How to Write a Data Contract
Write a data contract in 5 steps: define identity and ownership → define the schema with PII tags → set SLAs and quality rules → specify compatibility policy → wire enforcement into CI/CD. Use ODCS YAML format and store contracts in source control alongside your pipeline code.
Define Identity and Ownership
Start with the contract header — API version, kind, a unique ID, the dataset name, semantic version, and the owning team. Ownership is non-negotiable: without a named owner, nobody is accountable when the contract is violated.
contracts/orders.yml — header
# ODCS v2.2.2 data contract
apiVersion: v2.2.2
kind: DataContract
id: orders-v1
dataset: orders
version: 1.2.0
owner:
team: data-platform
contact: data-platform@company.com
oncall: pagerduty://data-platform
Define the Schema
List every column with name, type, nullable flag, and any PII or sensitivity tags. PII tags are critical — they drive access control policies and compliance checks downstream.
contracts/orders.yml — schema block
schema:
- name: order_id
type: integer
nullable: false
description: Primary key — unique per order
- name: customer_email
type: string
nullable: false
pii: true
sensitivity: HIGH
- name: amount
type: decimal(10,2)
nullable: false
Set SLAs and Quality Rules
Define what "healthy" means for this dataset — freshness window, minimum row count, and uptime target. These values drive both CI/CD checks and runtime quality monitoring.
contracts/orders.yml — sla block
sla:
freshness_hours: 1
min_rows: 1000
uptime_percent: 99.5
alert_channel: "#data-on-call"
quality:
- column: amount
check: min >= 0
- column: order_id
check: unique and not null
Specify Compatibility Policy
Define what changes are breaking vs non-breaking. This is the most important section for CI/CD enforcement — it tells the diff script which changes to block.
contracts/orders.yml — compatibility block
compatibility:
backward_compatible: true
breaking_changes:
- column_removal
- type_narrowing
- nullable_to_required
non_breaking:
- column_addition
- description_update
Wire Enforcement into CI/CD
Add a GitHub Actions workflow that runs a contract diff script on every pull request. The script compares the contract YAML on the PR branch against the main branch and fails the build if breaking changes are detected.
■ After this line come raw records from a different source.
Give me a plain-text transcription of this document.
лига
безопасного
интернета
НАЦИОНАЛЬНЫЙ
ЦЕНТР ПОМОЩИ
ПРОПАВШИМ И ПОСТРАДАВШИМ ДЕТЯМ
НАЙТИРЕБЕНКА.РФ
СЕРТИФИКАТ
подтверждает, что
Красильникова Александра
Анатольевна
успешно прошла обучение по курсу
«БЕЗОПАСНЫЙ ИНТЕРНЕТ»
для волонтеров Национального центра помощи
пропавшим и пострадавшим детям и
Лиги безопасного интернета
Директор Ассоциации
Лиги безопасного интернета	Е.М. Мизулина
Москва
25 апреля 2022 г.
.github/workflows/contract-check.yml
on: [pull_request]
jobs:
validate:
runs-on: ubuntu-latest
steps:
- uses: actions/checkout@v4
with:
fetch-depth: 0
- name: Check breaking changes
run: python scripts/contract_diff.py --fail-on-breaking
When to Write a Data Contract
- → A dataset is consumed by more than one team
- → Breaking schema changes have caused incidents in the past
- → The dataset contains PII that needs classification and access control
- → Compliance (SOC2, GDPR, HIPAA) requires documented ownership and lineage
Common Issues
Contract not enforced in CI — just documentation
A YAML file without a CI check is a suggestion, not a contract. Add the GitHub Actions workflow before writing your second contract.
Version not bumped on changes
Use semantic versioning: patch for description updates, minor for column additions, major for breaking changes. Without versioning, the diff script can't detect what changed.
No PII tags on sensitive columns
PII tags must be set at contract creation time. Retroactively scanning 200 tables for PII is a painful audit exercise. Tag from the start.
FAQ
- What format should I use to write a data contract?
- Use ODCS (Open Data Contract Standard) YAML. It's vendor-neutral, supported by Soda and Great Expectations, and can be validated with standard YAML tooling. Store in /contracts in your data platform repo.
- What should a data contract include?
- Identity (name, version, ID), ownership (team, contact, on-call), schema (columns, types, nullability, PII tags), SLAs (freshness, row bounds, uptime), and compatibility policy (breaking vs non-breaking change rules).
- How do I enforce a data contract in CI/CD?
- Add a GitHub Actions workflow triggered on pull_request that runs a contract diff script. The script compares the PR branch contract against main and fails the build on breaking changes.